Manfredi’s other credits as a session singer—a singer hired specifically for recording sessions—include the films Frozen, Minions, and Big Hero 6.
In February 2020, mere weeks before COVID-19 shut down the world, Manfredi and the L.A. Master Chorale took part in the Los Angeles Philharmonic’s sessions for the recording Complete Symphonies of Charles Ives. It went on to win the Grammy Award for Best Orchestral Performance, and Manfredi can be heard on the first and fourth movements of Ives’ Fourth Symphony.
"Being a part of the Ives recording was such a thrill,” she says today. “The chorus part comes right at the end of the last movement, just a simple hymn tune, but of course it is what was so dear to Ives. So it’s a special moment to be included."
When the pandemic hit, Manfredi and the chorale were in Auckland, New Zealand, at the Auckland Arts Festival, for the Peter Sellars production of Orlando di Lasso’s Lagrime di San Pietro. The work narrates the seven stages of grief St. Peter experienced after disavowing Jesus before his crucifixion. Originally created in 2016, the production has since toured the world, including performances at the Salzburg Festival in Austria, Festival Internacional Cervantino in Guanajuato, Mexico, and the Barbican Centre in London.
“The piece is about the expressions of this incredibly human moment, and it’s what Peter does so well—bringing out the humanity of the text. It’s really a hybrid form: It’s very operatic, but we’re singing Renaissance tone. We’re all trained opera singers, but we all have to be versatile singers. What’s super-exciting is that the staging is so physical. We’re rolling on the ground, we’re throwing ourselves on the ground, running all over the place. It’s very extreme, physically; I ended up going back to train in dance just to keep being nimble. We all reinvigorated our physical routines.
“It was a huge challenge, but we’re so excited to get back to it!”
These days, Manfredi is focused on Inspired Music Play, an early childhood music education collective she cofounded with Kate Richards Geller, a music therapist and vocal improviser. The group promotes music education for the “little-littles,” as Manfredi calls them—children ages 6 and under.
“Any kid who studies an instrument, you bet they had musical experiences when they were 0 to 6. It doesn’t just start when you go to first grade. It’s also that play and interactive element, rather than just Oh, we play the classical music station in the background. That’s stage one. It’s more Hey, we’re going to improv warm-ups! To just have that vocabulary. That play vocabulary, that improv vocabulary. And then the movement vocabulary. It’s all related to brain function, but it also lays the foundation for wherever they’re going to go in their artistic lives, and just their lives to begin with.”

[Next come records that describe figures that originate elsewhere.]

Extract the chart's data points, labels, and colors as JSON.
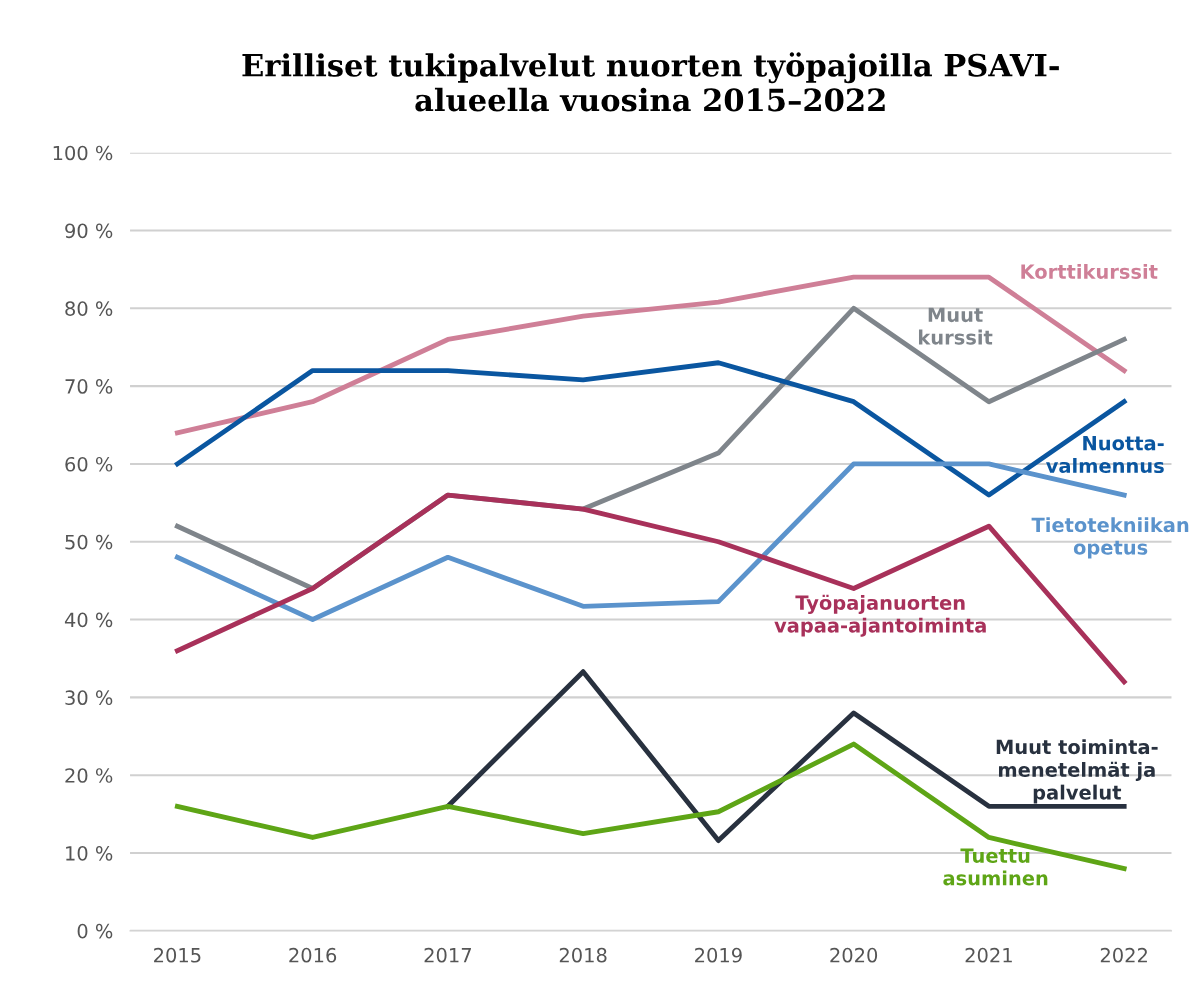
{
  "chart_data": {
    "type": "line",
    "title": "Erilliset tukipalvelut nuorten työpajoilla PSAVI-\nalueella vuosina 2015–2022",
    "categories": [
      "2015",
      "2016",
      "2017",
      "2018",
      "2019",
      "2020",
      "2021",
      "2022"
    ],
    "series": [
      {
        "name": "Korttikurssit",
        "color": "#cf7f97",
        "values": [
          64,
          68,
          76,
          79,
          80.8,
          84,
          84,
          72
        ]
      },
      {
        "name": "Muut\nkurssit",
        "color": "#7f858b",
        "values": [
          52,
          44,
          56,
          54.2,
          61.4,
          80,
          68,
          76
        ]
      },
      {
        "name": "Nuotta-\nvalmennus",
        "color": "#0a56a0",
        "values": [
          60,
          72,
          72,
          70.8,
          73,
          68,
          56,
          68
        ]
      },
      {
        "name": "Tietotekniikan\nopetus",
        "color": "#5b93cc",
        "values": [
          48,
          40,
          48,
          41.7,
          42.3,
          60,
          60,
          56
        ]
      },
      {
        "name": "Työpajanuorten\nvapaa-ajantoiminta",
        "color": "#a8315a",
        "values": [
          36,
          44,
          56,
          54.2,
          50,
          44,
          52,
          32
        ]
      },
      {
        "name": "Muut toiminta-\nmenetelmät ja\npalvelut",
        "color": "#28313f",
        "values": [
          null,
          null,
          16,
          33.3,
          11.6,
          28,
          16,
          16
        ]
      },
      {
        "name": "Tuettu\nasuminen",
        "color": "#5ea516",
        "values": [
          16,
          12,
          16,
          12.5,
          15.3,
          24,
          12,
          8
        ]
      }
    ],
    "ylim": [
      0,
      100
    ],
    "yticks": [
      {
        "value": 0,
        "label": "0 %"
      },
      {
        "value": 10,
        "label": "10 %"
      },
      {
        "value": 20,
        "label": "20 %"
      },
      {
        "value": 30,
        "label": "30 %"
      },
      {
        "value": 40,
        "label": "40 %"
      },
      {
        "value": 50,
        "label": "50 %"
      },
      {
        "value": 60,
        "label": "60 %"
      },
      {
        "value": 70,
        "label": "70 %"
      },
      {
        "value": 80,
        "label": "80 %"
      },
      {
        "value": 90,
        "label": "90 %"
      },
      {
        "value": 100,
        "label": "100 %"
      }
    ],
    "grid": "y",
    "line_style": "solid",
    "marker": "none"
  }
}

This understanding of music as a lifelong pursuit shapes Manfredi’s advice for young singers.
“Know that your musicality is for your whole life, and you’re just beginning on your path,” she says. “Don’t talk yourself out of anything. If you feel moved to do something, there’s going to be a path for you. And there will be connections back to your Oberlin experience that you won’t even see until decades down the road, or when you become a parent, or when you get a really cool job and you see another Obie there.
“The Oberlin experience is not finite at all. It’s planting seeds for the rest of your life.”
Charlotte Maskelony graduated from Oberlin Conservatory in spring 2021 with a degree in vocal performance. As a student, she wrote for the Office of Conservatory Communications.